Synod Disability Inclusion Advocate Rev Andy Calder told a presentation ceremony in the US that he was visibly shaken when he learnt he was to be honoured with the Henri Nouwen Award in recognition of his work with people with disabilities.
On Tuesday 21 May, Andy became the first person outside of North America to accept the award, which is given by the American Association on Intellectual and Developmental Disabilities (AAIDD) Religion and Spirituality Division.
At the presentation, which was held at the Summer Institute on Theology and Disability in Holland, Michigan, past president of the AAIDD Neil Cudney said Andy had “demonstrated unswerving commitment to supporting people with disabilities.”
Neil read out a long list of Andy’s roles and achievements that convinced the judges he was a worthy award winner.
“We realised Andy embodied the spirit and intention of the Henry Nouwen Award,” Neil said.
Andy told those in attendance at the Hope College auditorium that it was “indeed a great honour to be this year’s recipient”.
“It was most unexpected and will be deeply cherished,” Andy said.
“When I received Neil’s email (telling him he had won), I felt very honoured and also somewhat trembly.
“In the minutes after reading the email my wife said I was literally shaking
“I think much of that trembling can be attributed to the deep respect I have for Henry Nouwen and for the extraordinary person he was.”

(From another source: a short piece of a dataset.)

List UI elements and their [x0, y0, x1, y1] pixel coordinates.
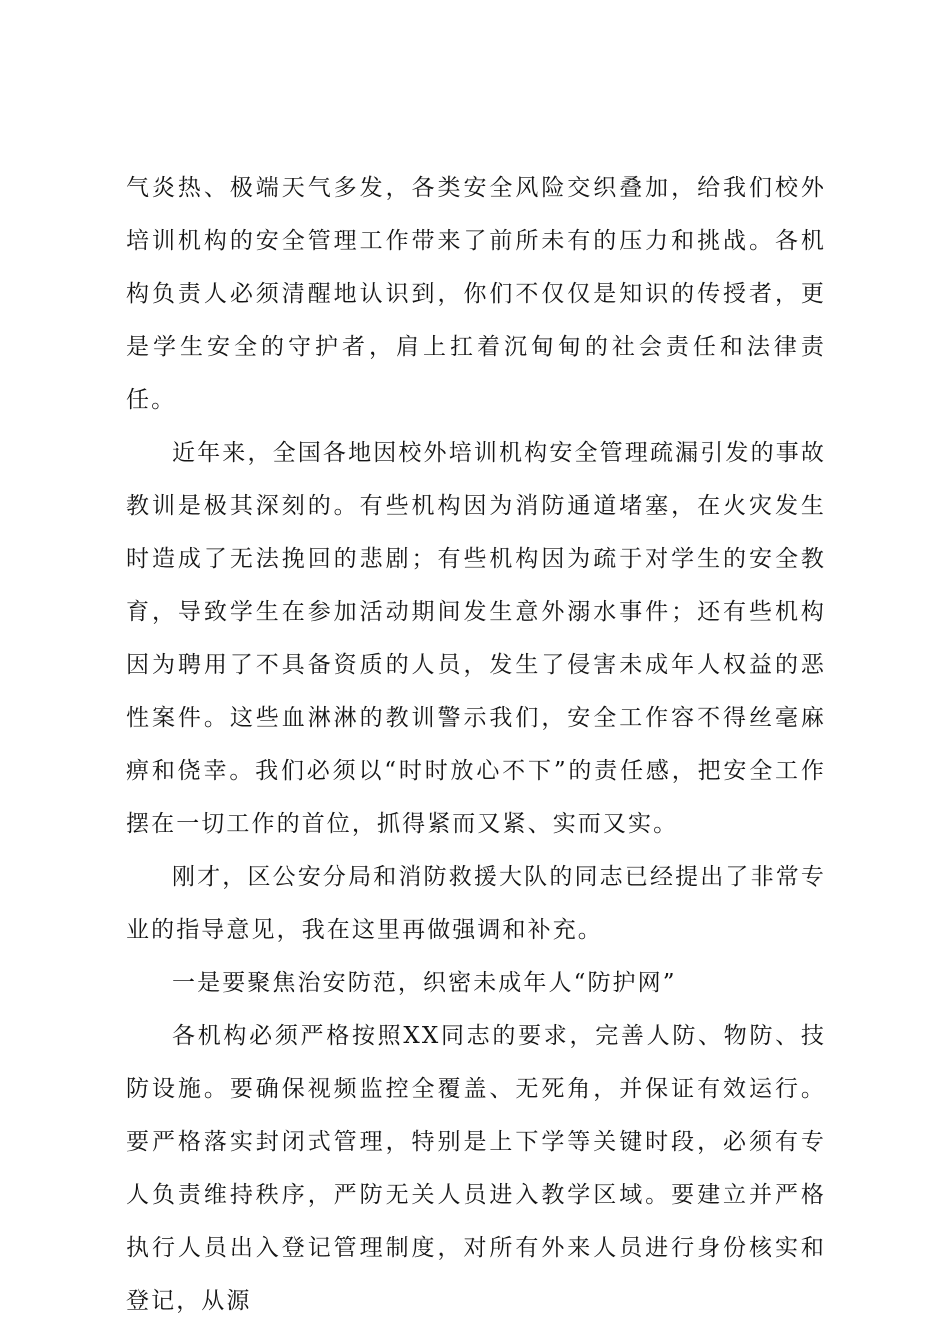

The award is named after Catholic Priest Henri Nouwen, who served as a pastor at the Canadian L’Arche Daybreak community for people with intellectual disabilities and their carers and loved ones.
Andy said that he had more than 10 of Nouwen’s books and used them to help shape the clinical pastoral education programs.
“Nouwen’s book The Wounded Healer with its theme of vulnerability in ministry continues to speak powerfully into my experience as a survivor of road trauma and my subsequent call to ordained ministry in the Uniting Church in Australia,” Andy said.
“In 1986, I was hit by a garbage truck and this proved to be my road to Damascus experience, which returned me to my church.”
“I am so indebted to my own Uniting Church for its historic and continuing commitment to ministry with people with disabilities.
“Whilst this certificate has my name in it, in a very real sense, I feel that I am accepting it on behalf of so many people in Australia and New Zealand, all of us Down Under, and throughout the world who are striving to listen to and embrace people who continue to experience exclusion.”